Она нервно провела рукой по волосам, и голос ее, зазвенев, оборвался.

— Ты на что намекаешь? — сказала Зоя. — Говори прямо, нечего скрывать.

— Я и не скрываю. Это обыденные факты, мелочи, но от них мне больно. В последний раз, когда я там была, помнишь, Анина, ты продавала книги…

Анина густо покраснела.

— Тебе пришлось уйти на несколько минут и, когда ты вернулась, несколько книг утащили…

— Сама говоришь, что это — мелочь, — сказала Зоя.

— Да, да, конечно, но мне это было так непонятно странно… И много было еще других мелочей… я не буду их повторять.

Несколько секунд все молчали.

Дуванов вдруг почувствовал в себе силы возразить Андрею.

— Ну вот, видишь… Тебя давно не было, и ты ничего не знаешь. Помнишь Долженкова? Он в становые пристава поступил. Летом встретились. Он рад, жмет руку. Я ему говорю: а в кутузку не посадишь? А ты веди себя хорошо, говорит, пропаганды не заводи.

— У нас на курсе, — сказал Гриша — порнографию потихоньку продавали.

— Ну так что же? — резко сказала Зоя. — Может быть, от голоду кто и продавал.

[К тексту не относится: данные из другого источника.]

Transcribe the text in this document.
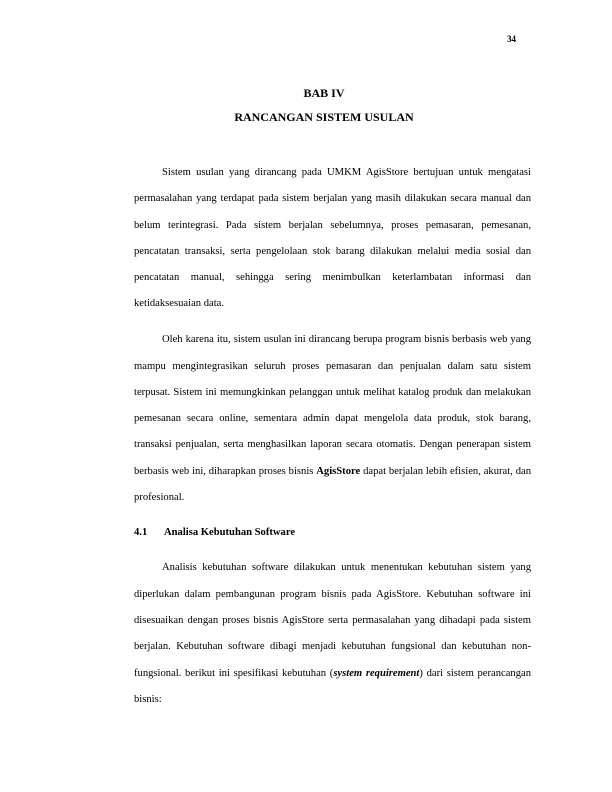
34
BAB IV
RANCANGAN SISTEM USULAN

Sistem usulan yang dirancang pada UMKM AgisStore bertujuan untuk mengatasi permasalahan yang terdapat pada sistem berjalan yang masih dilakukan secara manual dan belum terintegrasi. Pada sistem berjalan sebelumnya, proses pemasaran, pemesanan, pencatatan transaksi, serta pengelolaan stok barang dilakukan melalui media sosial dan pencatatan manual, sehingga sering menimbulkan keterlambatan informasi dan ketidaksesuaian data.

Oleh karena itu, sistem usulan ini dirancang berupa program bisnis berbasis web yang mampu mengintegrasikan seluruh proses pemasaran dan penjualan dalam satu sistem terpusat. Sistem ini memungkinkan pelanggan untuk melihat katalog produk dan melakukan pemesanan secara online, sementara admin dapat mengelola data produk, stok barang, transaksi penjualan, serta menghasilkan laporan secara otomatis. Dengan penerapan sistem berbasis web ini, diharapkan proses bisnis AgisStore dapat berjalan lebih efisien, akurat, dan profesional.

4.1 Analisa Kebutuhan Software

Analisis kebutuhan software dilakukan untuk menentukan kebutuhan sistem yang diperlukan dalam pembangunan program bisnis pada AgisStore. Kebutuhan software ini disesuaikan dengan proses bisnis AgisStore serta permasalahan yang dihadapi pada sistem berjalan. Kebutuhan software dibagi menjadi kebutuhan fungsional dan kebutuhan non-fungsional. berikut ini spesifikasi kebutuhan (system requirement) dari sistem perancangan bisnis:
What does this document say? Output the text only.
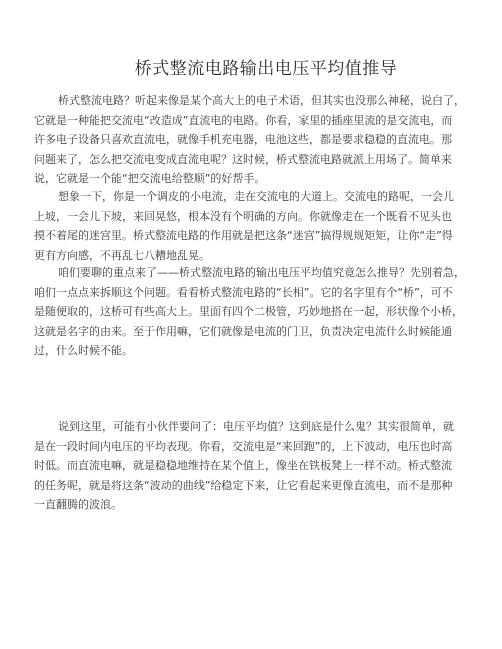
桥式整流电路输出电压平均值推导

桥式整流电路？听起来像是某个高大上的电子术语，但其实也没那么神秘，说白了，
它就是一种能把交流电“改造成”直流电的电路。你看，家里的插座里流的是交流电，而
许多电子设备只喜欢直流电，就像手机充电器，电池这些，都是要求稳稳的直流电。那
问题来了，怎么把交流电变成直流电呢？这时候，桥式整流电路就派上用场了。简单来
说，它就是一个能“把交流电给整顺”的好帮手。

想象一下，你是一个调皮的小电流，走在交流电的大道上。交流电的路呢，一会儿
上坡，一会儿下坡，来回晃悠，根本没有个明确的方向。你就像走在一个既看不见头也
摸不着尾的迷宫里。桥式整流电路的作用就是把这条“迷宫”搞得规规矩矩，让你“走”得
更有方向感，不再乱七八糟地乱晃。

咱们要聊的重点来了——桥式整流电路的输出电压平均值究竟怎么推导？先别着急，
咱们一点点来拆顺这个问题。看看桥式整流电路的“长相”。它的名字里有个“桥”，可不
是随便取的，这桥可有些高大上。里面有四个二极管，巧妙地搭在一起，形状像个小桥，
这就是名字的由来。至于作用嘛，它们就像是电流的门卫，负责决定电流什么时候能通
过，什么时候不能。

说到这里，可能有小伙伴要问了：电压平均值？这到底是什么鬼？其实很简单，就
是在一段时间内电压的平均表现。你看，交流电是“来回跑”的，上下波动，电压也时高
时低。而直流电嘛，就是稳稳地维持在某个值上，像坐在铁板凳上一样不动。桥式整流
的任务呢，就是将这条“波动的曲线”给稳定下来，让它看起来更像直流电，而不是那种
一直翻腾的波浪。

— Никогда мы не были такими несчастными, — тихо сказала Галька. — Раньше мы ждали чего-то, во что-то верили… Были люди, которых мы признавали своими учителями… Было сознание долга… Было высокое чувство человеческого достоинства… Теперь мы отвергли все… Искали кого-то, своего «я». А оно такое маленькое, такое жалкое, без прошлого и без будущего… Мы думали, что это индивидуальность… Что можно творить жизнь из ничего… Из своего настроения… И в результате оказалось, что мы просто упали в пустоту. У меня нет ни веры в эту жизнь, ни любви к ней…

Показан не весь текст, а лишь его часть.